OBJECTIVE: Alveolar macrophages are the sentinel cell for activation of the inflammatory cascade when the lung is exposed to noxious stimuli. We investigated the role of macrophages in mechanical lung injury by comparing the effect of high-volume mechanical ventilation with or without prior depletion of macrophages. DESIGN AND SETTING: Randomized sham-controlled animal study in anesthetized rats. METHODS: Lung injury was induced by 15 min of mechanical ventilation (intermittent positive pressure ventilation) using high peak pressures and zero end-expiratory pressure. The mean tidal volume was 40+/-0.7 ml/kg. One group of animals was killed immediately after this period of volutrauma (HV), while in a second group normoventilation was continued for 2 h at a tidal volume less than 10 ml/kg (HV-LV). One-half of the animals were depleted of alveolar macrophages by pretreatment with intratracheal liposomal clodronate (CL2MDP). MEASUREMENTS: Arterial blood gas, blood pressure. After kill: lung static pressure volume curves, bronchoalveolar fluid concentration for protein, macrophage inflammatory protein 2, tumor necrosis factor alpha, and wet/dry lung weight ratio (W/D). RESULTS: During HV and HV+LV oxygenation, lung compliance, and alveolar stability were better preserved in animals pretreated with CL2MDP. In both groups W/D ratio was significantly greater in ventilated than in nonventilated animals (4.5+/-0.6), but the increase in W/D was significantly less in CL2MDP treated HV and HV-LV groups (6.1+/-0.4, 6.6+/-0.6) than in the similarly ventilated nontreated groups (8.7+/-0.2 and 9.2+/-0.5). CONCLUSIONS: Alveolar macrophages participate in the early phase of ventilator-induced lung injury.

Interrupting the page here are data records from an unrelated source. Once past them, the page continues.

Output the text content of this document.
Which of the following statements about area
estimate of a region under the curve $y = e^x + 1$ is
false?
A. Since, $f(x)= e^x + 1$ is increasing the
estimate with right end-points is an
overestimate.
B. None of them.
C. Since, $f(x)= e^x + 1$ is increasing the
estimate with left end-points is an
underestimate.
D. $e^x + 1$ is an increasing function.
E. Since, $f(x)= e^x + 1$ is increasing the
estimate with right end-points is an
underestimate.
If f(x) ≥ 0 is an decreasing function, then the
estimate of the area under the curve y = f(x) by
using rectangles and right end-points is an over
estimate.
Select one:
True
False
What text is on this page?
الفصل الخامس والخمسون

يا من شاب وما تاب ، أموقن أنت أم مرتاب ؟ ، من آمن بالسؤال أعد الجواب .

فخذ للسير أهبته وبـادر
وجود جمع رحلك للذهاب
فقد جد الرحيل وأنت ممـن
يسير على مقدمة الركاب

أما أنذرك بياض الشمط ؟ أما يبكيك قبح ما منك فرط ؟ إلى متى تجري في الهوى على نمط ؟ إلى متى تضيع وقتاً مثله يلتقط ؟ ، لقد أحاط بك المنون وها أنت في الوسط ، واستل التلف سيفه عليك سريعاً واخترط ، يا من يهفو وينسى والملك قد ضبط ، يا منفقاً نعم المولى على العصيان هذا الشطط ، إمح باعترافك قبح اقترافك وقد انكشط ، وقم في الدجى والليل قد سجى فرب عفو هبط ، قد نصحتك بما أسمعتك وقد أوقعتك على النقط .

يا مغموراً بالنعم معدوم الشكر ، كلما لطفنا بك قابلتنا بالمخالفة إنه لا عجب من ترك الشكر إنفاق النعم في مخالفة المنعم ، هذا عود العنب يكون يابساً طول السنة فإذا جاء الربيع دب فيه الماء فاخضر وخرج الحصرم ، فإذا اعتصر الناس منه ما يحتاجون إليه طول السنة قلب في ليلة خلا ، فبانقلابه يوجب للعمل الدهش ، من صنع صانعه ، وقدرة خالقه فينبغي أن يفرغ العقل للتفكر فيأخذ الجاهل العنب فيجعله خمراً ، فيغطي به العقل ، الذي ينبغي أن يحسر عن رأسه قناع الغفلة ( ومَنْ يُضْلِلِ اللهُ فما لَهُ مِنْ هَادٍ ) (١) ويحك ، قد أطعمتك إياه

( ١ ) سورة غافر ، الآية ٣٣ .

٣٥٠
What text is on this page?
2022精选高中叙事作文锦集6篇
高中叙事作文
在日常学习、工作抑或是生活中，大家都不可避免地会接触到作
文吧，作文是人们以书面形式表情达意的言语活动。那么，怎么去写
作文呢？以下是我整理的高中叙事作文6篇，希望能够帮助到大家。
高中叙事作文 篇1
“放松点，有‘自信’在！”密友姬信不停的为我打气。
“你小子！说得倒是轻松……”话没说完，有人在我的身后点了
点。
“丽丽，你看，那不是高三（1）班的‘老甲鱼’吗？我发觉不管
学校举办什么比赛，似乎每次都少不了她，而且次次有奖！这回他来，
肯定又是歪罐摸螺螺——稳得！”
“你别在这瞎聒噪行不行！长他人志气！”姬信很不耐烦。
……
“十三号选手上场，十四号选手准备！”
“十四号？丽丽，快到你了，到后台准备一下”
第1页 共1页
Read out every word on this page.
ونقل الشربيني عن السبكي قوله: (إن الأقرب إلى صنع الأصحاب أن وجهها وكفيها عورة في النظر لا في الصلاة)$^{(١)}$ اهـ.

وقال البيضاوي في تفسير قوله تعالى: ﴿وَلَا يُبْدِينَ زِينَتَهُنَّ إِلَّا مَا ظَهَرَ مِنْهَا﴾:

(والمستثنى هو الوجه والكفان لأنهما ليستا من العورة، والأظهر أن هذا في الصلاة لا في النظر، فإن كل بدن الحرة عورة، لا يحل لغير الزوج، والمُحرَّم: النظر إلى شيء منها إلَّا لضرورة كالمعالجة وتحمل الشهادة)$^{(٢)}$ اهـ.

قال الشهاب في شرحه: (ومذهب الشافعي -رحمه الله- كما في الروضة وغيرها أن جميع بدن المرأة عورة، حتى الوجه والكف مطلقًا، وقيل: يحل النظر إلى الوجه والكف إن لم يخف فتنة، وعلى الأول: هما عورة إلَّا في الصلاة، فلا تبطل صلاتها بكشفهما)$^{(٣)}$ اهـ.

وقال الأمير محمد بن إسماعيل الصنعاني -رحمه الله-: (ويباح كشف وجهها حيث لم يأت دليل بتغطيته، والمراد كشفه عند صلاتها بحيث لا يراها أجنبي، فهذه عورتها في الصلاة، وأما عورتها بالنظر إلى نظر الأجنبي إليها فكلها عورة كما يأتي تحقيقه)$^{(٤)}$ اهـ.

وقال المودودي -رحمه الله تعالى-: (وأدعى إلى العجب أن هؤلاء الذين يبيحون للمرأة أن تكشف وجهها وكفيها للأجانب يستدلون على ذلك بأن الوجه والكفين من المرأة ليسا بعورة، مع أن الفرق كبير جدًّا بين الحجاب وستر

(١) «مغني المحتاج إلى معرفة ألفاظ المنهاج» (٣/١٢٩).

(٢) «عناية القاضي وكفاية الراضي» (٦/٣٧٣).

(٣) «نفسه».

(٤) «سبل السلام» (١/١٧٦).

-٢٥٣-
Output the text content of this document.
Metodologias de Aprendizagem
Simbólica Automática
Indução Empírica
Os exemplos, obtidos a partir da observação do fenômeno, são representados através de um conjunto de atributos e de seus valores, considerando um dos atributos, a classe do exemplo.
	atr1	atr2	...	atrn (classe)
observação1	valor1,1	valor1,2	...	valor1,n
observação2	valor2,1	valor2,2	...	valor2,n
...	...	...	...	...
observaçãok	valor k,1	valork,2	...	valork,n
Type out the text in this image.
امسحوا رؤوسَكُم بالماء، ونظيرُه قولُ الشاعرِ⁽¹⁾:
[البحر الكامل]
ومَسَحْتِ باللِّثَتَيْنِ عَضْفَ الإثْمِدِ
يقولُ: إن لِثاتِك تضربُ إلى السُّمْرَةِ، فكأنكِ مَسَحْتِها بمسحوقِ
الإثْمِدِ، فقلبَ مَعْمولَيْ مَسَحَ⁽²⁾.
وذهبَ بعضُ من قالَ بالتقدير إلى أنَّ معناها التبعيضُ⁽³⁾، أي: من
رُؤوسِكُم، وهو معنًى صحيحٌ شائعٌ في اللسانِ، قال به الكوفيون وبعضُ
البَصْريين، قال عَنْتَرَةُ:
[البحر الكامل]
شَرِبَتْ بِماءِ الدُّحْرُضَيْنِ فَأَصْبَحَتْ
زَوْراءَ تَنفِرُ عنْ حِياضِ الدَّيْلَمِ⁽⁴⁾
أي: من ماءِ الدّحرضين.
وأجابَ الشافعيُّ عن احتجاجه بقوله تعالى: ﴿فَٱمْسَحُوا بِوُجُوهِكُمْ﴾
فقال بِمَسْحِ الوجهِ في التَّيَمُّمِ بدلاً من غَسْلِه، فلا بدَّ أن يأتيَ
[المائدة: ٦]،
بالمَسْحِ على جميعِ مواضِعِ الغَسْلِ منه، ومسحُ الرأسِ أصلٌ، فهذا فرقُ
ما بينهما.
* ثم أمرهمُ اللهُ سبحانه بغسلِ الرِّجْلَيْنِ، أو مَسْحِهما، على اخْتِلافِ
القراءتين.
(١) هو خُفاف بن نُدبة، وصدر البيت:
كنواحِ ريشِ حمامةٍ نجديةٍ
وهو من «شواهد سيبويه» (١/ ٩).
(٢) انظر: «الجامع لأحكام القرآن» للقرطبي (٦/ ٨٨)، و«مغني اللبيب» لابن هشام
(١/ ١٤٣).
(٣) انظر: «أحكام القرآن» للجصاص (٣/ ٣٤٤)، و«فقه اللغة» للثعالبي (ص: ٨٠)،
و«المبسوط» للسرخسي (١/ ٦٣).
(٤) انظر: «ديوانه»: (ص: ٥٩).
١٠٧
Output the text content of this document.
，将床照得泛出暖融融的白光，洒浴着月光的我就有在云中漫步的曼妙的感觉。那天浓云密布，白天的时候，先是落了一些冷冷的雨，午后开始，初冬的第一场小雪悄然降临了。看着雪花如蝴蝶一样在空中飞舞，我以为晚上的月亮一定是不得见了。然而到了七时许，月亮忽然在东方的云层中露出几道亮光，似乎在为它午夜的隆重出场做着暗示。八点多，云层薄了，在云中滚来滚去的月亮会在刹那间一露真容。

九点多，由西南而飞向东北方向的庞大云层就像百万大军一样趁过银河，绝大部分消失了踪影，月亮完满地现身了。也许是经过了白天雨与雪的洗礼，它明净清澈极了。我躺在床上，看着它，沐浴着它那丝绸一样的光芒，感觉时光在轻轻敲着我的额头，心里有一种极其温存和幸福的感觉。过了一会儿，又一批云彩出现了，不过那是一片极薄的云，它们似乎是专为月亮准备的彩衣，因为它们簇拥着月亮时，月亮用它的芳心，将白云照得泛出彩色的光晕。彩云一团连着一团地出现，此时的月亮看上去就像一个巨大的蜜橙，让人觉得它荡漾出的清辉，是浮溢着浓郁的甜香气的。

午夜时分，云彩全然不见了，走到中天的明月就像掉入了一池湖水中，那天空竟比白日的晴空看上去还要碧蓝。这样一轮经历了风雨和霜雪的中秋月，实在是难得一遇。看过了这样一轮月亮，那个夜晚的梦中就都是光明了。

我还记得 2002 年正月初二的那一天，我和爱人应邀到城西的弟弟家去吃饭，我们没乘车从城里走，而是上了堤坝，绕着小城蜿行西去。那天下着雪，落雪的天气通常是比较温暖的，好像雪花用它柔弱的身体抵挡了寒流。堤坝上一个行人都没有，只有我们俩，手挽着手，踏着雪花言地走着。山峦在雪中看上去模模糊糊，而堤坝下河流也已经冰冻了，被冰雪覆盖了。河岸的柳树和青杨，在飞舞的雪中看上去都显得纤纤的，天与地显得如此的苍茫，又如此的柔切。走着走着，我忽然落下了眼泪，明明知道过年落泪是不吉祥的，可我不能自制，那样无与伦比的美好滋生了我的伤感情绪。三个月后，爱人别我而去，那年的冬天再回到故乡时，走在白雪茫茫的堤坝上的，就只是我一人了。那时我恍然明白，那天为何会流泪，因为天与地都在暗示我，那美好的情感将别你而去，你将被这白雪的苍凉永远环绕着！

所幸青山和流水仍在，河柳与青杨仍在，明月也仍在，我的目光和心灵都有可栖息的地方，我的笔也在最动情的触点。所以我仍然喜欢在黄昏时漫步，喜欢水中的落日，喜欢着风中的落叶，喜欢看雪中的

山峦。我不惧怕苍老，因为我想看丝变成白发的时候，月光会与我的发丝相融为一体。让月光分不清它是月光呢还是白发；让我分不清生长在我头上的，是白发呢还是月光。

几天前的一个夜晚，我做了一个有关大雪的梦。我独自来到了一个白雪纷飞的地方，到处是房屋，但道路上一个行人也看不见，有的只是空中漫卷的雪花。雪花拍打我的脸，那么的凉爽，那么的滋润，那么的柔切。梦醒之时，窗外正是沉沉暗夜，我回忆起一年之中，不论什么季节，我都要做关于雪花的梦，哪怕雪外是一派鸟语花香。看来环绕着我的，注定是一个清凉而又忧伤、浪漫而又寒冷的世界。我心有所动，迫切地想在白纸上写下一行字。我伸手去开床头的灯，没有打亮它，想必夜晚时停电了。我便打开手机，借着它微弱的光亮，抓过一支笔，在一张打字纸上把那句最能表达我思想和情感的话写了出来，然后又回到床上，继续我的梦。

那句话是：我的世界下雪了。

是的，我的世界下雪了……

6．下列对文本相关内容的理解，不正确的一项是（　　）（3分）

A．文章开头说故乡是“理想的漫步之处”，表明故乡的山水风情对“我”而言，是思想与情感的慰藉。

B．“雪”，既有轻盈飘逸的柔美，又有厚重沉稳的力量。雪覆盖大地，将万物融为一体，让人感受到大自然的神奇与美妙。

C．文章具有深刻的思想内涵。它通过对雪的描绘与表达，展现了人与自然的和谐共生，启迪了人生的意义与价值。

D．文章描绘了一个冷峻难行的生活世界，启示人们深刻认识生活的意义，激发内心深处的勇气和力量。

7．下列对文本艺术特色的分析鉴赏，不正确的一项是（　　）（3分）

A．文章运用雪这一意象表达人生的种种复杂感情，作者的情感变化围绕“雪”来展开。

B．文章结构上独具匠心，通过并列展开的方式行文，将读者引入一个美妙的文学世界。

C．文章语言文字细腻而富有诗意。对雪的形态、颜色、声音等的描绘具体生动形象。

Clara cell secretory protein and phospholipase A2 activity modulate acute ventilator-induced lung injury in mice.

Lung vascular permeability is acutely increased by high-pressure and high-volume ventilation. To determine the roles of mechanically activated cytosolic PLA2 (cPLA2)and Clara cell secretory protein (CCSP), a modulator of cPLA2 activity, we compared lung injury with and without a PLA2 inhibitor in wild-type mice and CCSP-null mice (CCSP-/-) ventilated with high and low peak inflation pressures (PIP) for 2- or 4-h periods. After ventilation with high PIP, we observed significant increases in the bronchoalveolar lavage albumin concentrations, lung wet-to-dry weight ratios, and lung myeloperoxidase in both genotypes compared with unventilated controls and low-PIP ventilated mice. All injury variables except myeloperoxidase were significantly greater in the CCSP-/- mice relative to wild-type mice. Inhibition of cPLA2 in wild-type and CCSP-/- mice ventilated at high PIP for 4 h significantly reduced bronchoalveolar lavage albumin and total protein and lung wet-to-dry weight ratios compared with vehicle-treated mice of the same genotype. Membrane phospho-cPLA2 and cPLA2 activities were significantly elevated in lung homogenates of high-PIP ventilated mice of both genotypes but were significantly higher in the CCSP-/- mice relative to the wild-type mice. Inhibition of cPLA2 significantly attenuated both the phospho-cPLA2 increase and increased cPLA2 activity due to high-PIP ventilation. We propose that mechanical activation of the cPLA2 pathway contributes to acute high PIP-induced lung injury and that CCSP may reduce this injury through inhibition of the cPLA2 pathway and reduction of proinflammatory products produced by this pathway.